At one point, the local governor tells Prynne that he's considering taking her child away from her to have young Pearl raised in a home which has a mom who is not a 'loose woman', but Prynne swears that she will never give up her child. Dimmesdale at least, sides with her on this and talks the governor out of taking Pearl away; then he toddles off home to flagellate himself and re-ink the scarlet 'A' which he has tattooed secretly on his own chest. Way to man up!

Prynne settles in a cottage upon her release from jail, although how she affords it, and even makes a living selling her needle-point is a mystery.
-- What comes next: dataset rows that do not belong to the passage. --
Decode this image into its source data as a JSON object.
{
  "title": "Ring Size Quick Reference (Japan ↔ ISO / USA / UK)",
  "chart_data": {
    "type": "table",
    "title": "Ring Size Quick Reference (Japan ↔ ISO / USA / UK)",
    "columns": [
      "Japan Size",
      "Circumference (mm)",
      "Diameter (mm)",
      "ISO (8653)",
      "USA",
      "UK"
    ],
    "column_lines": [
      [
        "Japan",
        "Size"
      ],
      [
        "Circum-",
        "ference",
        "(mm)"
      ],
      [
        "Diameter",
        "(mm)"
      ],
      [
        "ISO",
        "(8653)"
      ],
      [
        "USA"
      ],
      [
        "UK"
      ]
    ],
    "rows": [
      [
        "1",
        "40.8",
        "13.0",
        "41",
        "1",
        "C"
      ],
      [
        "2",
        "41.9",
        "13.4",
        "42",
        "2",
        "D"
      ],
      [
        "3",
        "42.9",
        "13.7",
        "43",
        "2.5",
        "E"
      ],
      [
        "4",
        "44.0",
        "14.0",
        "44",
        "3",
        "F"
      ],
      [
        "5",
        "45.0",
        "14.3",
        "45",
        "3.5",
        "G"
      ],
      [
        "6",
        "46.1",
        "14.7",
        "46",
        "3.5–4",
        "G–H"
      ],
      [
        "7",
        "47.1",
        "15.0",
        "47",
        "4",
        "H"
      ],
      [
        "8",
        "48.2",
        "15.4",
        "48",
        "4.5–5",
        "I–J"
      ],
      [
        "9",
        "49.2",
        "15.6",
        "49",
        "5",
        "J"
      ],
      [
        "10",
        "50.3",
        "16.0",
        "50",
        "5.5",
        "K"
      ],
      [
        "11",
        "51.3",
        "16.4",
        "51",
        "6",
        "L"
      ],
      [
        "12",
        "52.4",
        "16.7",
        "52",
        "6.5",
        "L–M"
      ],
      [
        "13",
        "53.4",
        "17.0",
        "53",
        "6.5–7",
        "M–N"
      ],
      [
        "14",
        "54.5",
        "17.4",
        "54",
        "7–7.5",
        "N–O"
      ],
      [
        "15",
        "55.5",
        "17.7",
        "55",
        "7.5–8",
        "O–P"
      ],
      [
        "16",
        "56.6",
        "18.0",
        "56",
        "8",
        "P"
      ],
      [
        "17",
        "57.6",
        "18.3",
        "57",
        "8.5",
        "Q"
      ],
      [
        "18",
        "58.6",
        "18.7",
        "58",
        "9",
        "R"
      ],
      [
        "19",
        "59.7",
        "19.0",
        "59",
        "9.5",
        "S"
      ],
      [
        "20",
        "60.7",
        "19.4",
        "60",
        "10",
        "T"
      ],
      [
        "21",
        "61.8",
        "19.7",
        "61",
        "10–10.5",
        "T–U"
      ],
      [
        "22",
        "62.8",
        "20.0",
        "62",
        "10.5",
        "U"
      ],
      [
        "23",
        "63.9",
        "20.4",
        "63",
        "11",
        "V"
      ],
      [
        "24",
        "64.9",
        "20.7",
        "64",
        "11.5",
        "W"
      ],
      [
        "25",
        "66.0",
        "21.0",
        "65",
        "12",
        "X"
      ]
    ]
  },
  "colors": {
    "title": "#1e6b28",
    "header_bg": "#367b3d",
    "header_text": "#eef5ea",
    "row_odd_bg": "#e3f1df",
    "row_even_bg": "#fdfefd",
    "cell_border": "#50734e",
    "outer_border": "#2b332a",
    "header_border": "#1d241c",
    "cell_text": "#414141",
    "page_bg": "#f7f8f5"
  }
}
At that time, the population of Boston was minuscule. The city had been founded only a decade before this novel is set. It's a bigger mystery why no god came through for her with his long-suffering forgiveness and helped her out by asking everyone "Who wants to throw the first stone?" So now Prynne has paid three penalties for this same 'crime': confessing and standing for three hours on the town scaffold, time in jail, and the permanent wearing o' the A. Wanna go for triple jeopardy?!

Eventually, Dimmesdale (no explanation is offered as to why he never married Prynne) dies in her arms after finally 'fessing up; then Chillingworth magically dies. Prynne and Pearl travel to Europe, where Pearl stays and marries, but Prynne for reasons unknown, returns to her cottage in Boston and lives out her years still wearing the 'A' instead of creating a new life for herself in Europe. What a moron!

I honestly can't recommend this novel at all. The first part (the 'Introductory') is the most tedious, monotonously dissipated pile of crap you will ever hear (or read). Some parts of what followed got almost interesting, but there was way too much of Hawthorne's endless rambling, self-congratulatory diversions to hold actual interest. I can, however, see why this is considered a classic: it's a classic pile of crap and is one of the very few books that I would actually support being banned from schools! Reading this did, however, give me an idea for a novel of my own, so it wasn't a complete loss for me!